Among those are Luxemburg and St. Donatus, Iowa, both of which were on Stronck’s itinerary for Wednesday. He had already been to a handful of communities in western Iowa and around Belgium, Wis.

All of those communities have visible ties to their Luxembourg roots, Stronck said, including the stone-built houses common in the country’s tradition. He said he also planned to walk through the cemeteries in Luxemburg and St. Donatus to see family names that stem from Luxembourg.

Stronck noted that Luxembourg immigrants settled in this part of the state in the 19th century.

“They liked this region because it looked like Luxembourg,” he said. “The land was similar, so they could use their farming skills.”

Stronck also has a connection to the local farming community. Decades ago, some then-unknown relatives from a Dyersville, Iowa, farm reached out and met him while they were in Luxembourg, he said.

“I find it very interesting how American Luxembourgers stay connected to their ancestors,” he said.

Stronck added that becoming a Luxembourg citizen is easy, so many Americans with family roots in the country become dual citizens to keep the emotional connection alive.

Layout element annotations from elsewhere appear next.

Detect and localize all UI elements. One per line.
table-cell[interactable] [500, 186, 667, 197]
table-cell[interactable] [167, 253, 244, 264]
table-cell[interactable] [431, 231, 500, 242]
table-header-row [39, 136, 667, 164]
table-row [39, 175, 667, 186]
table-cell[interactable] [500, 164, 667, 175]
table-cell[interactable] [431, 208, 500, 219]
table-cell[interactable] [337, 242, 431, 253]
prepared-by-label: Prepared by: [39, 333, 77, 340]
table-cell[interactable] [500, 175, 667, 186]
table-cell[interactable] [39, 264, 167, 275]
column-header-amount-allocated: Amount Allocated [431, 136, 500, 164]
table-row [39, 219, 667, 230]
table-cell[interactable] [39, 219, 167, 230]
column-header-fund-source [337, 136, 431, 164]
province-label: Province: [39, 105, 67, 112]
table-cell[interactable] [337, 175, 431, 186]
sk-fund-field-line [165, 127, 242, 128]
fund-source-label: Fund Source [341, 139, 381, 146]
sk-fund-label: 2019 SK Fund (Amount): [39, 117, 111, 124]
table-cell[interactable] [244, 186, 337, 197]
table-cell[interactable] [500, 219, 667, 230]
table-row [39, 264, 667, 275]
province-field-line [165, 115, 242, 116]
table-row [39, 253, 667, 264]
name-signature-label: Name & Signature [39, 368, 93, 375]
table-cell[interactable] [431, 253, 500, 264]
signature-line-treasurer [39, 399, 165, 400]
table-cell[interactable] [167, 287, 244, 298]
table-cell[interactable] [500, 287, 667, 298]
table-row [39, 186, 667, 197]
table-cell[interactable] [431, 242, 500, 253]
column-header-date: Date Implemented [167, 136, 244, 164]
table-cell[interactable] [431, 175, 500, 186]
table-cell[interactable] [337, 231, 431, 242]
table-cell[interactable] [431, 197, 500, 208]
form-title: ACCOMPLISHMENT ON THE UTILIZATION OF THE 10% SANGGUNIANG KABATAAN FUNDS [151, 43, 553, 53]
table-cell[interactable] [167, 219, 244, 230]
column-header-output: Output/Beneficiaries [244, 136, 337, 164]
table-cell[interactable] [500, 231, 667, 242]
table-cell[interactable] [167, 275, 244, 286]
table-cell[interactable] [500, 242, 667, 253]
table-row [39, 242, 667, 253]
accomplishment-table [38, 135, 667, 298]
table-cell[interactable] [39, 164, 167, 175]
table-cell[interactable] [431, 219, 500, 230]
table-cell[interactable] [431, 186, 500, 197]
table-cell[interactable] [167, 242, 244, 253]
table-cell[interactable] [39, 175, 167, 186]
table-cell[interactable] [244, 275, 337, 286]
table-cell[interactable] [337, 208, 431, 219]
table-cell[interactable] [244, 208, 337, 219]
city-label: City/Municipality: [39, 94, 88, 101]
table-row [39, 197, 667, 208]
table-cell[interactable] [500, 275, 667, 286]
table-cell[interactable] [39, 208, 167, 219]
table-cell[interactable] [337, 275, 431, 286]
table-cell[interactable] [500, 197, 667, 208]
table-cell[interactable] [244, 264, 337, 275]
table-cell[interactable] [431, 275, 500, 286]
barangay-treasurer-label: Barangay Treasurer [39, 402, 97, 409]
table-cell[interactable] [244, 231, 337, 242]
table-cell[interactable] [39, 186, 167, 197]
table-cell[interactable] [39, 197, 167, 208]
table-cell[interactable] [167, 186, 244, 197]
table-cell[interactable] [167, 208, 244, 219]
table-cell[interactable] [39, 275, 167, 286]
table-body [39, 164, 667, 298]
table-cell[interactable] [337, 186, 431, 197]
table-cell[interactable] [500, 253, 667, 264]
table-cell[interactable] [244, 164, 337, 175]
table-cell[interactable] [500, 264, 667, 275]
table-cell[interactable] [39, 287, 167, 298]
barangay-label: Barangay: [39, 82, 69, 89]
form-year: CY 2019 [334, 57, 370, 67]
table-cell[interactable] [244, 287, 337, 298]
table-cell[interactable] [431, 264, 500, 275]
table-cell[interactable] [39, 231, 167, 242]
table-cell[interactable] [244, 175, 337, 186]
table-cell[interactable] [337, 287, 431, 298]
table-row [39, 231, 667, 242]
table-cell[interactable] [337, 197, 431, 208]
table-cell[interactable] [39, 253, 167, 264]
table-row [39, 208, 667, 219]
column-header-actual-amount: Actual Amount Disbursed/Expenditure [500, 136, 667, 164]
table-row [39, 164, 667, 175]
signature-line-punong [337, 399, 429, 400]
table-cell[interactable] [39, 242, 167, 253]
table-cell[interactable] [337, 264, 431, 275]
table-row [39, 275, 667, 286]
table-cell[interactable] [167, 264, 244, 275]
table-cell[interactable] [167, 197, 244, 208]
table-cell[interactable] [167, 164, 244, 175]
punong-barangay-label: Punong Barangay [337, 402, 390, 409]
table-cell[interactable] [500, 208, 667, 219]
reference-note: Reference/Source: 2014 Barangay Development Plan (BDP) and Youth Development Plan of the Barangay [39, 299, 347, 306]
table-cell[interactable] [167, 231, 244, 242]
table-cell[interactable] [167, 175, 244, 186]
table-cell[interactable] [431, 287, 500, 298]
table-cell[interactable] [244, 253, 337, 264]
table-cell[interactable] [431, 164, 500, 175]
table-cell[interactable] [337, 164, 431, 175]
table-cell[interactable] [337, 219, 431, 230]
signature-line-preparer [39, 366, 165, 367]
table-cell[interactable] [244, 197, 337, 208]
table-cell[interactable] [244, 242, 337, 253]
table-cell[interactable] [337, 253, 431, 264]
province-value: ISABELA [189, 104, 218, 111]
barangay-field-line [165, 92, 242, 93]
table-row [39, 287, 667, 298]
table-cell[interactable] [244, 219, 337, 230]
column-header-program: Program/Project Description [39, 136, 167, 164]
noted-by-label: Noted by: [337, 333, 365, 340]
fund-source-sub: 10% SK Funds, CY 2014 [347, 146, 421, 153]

Cindy Bartels, of Dubuque, said she has been trying to get her dual citizenship and has visited her ancestors’ home country 14 times. Bartels took the opportunity to drive with Stronck around the area, including the visit to meet Rauen and his other relatives for the first time.

“It was just fun to call them and tell them that a relative was here, and that it was an ambassador,” she said.

The visit also comes toward the end of Stronck’s time in his role. He said his time as ambassador will come to a close at the end of July, so he was glad to see the area’s Luxembourg roots before that happened.

“I think what’s important to us, and to any ambassador for Luxembourg, is we must keep our bonds,” he said.